2. In addition, there will be particular immediate and long-term beneficiaries in Uganda.
i. The mothers and their infants participating in the study will benefit, during the critical first year of the infant's life, from the excellent, free medical care provided by the research clinic.
ii. The staff of Entebbe Hospital, with whom the research team collaborates, will benefit from on-going training in research methods and good clinical research practice, as well as from salary enhancement in appreciation of their contribution to the work.
iii. The research team. The Co-infection Studies Programme has a strong track record in research capacity building, having developed a research team trained in good clinical research practice now numbering 40 strong, and having contributed to research training for 20 Masters, 12 PhD students and 5 post-doctoral fellows, as well as numerous school-leaver and undergraduate internships. The proposed work will continue to act as a platform for such research capacity development.

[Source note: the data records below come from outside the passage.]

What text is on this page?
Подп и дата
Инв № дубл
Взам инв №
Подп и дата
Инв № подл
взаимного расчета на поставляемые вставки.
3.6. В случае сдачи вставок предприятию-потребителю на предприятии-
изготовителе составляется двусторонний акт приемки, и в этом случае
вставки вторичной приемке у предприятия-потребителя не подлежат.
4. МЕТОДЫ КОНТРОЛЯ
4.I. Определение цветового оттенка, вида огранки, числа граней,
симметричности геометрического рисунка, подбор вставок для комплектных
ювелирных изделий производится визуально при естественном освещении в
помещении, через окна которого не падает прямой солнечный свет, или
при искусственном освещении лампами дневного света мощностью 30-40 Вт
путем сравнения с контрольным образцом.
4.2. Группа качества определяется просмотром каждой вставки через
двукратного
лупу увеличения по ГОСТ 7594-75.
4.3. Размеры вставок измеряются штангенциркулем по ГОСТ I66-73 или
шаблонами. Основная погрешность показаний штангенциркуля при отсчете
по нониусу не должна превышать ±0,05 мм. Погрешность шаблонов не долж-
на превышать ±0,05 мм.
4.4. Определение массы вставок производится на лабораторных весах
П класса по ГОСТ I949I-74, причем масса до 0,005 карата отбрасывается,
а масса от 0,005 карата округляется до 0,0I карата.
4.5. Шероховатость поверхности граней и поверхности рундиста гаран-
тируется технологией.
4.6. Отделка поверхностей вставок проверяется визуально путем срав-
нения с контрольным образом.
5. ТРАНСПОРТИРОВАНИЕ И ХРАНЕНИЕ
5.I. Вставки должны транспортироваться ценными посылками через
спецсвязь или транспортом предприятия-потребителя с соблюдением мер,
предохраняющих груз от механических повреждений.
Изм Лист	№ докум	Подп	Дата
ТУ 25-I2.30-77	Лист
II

iv. Technology and skills transfer. The London team will support the transfer of new techniques to Uganda, particularly the use of Luminex assays, which are just being established in Uganda, thus enhancing capacity in cutting edge immunology research. The analysis of complex immunological data is of increasing importance given availability of techniques, such as Luminex and microarray, which can produce results on hundreds or thousands of outcomes from a small amount of material. Dr Emily Webb will work with statisticians in Uganda on the analysis of Luminex data using principal component analysis. Ugandan trainees will also have the opportunity to learn about the analysis of microarray data through the collaboration with VGTI: this project is one of several currently in progress between VGTI and the Uganda Virus Research Institute and together with other projects, will contribute to the development of bioinformatics expertise at the MRC Uganda Unit.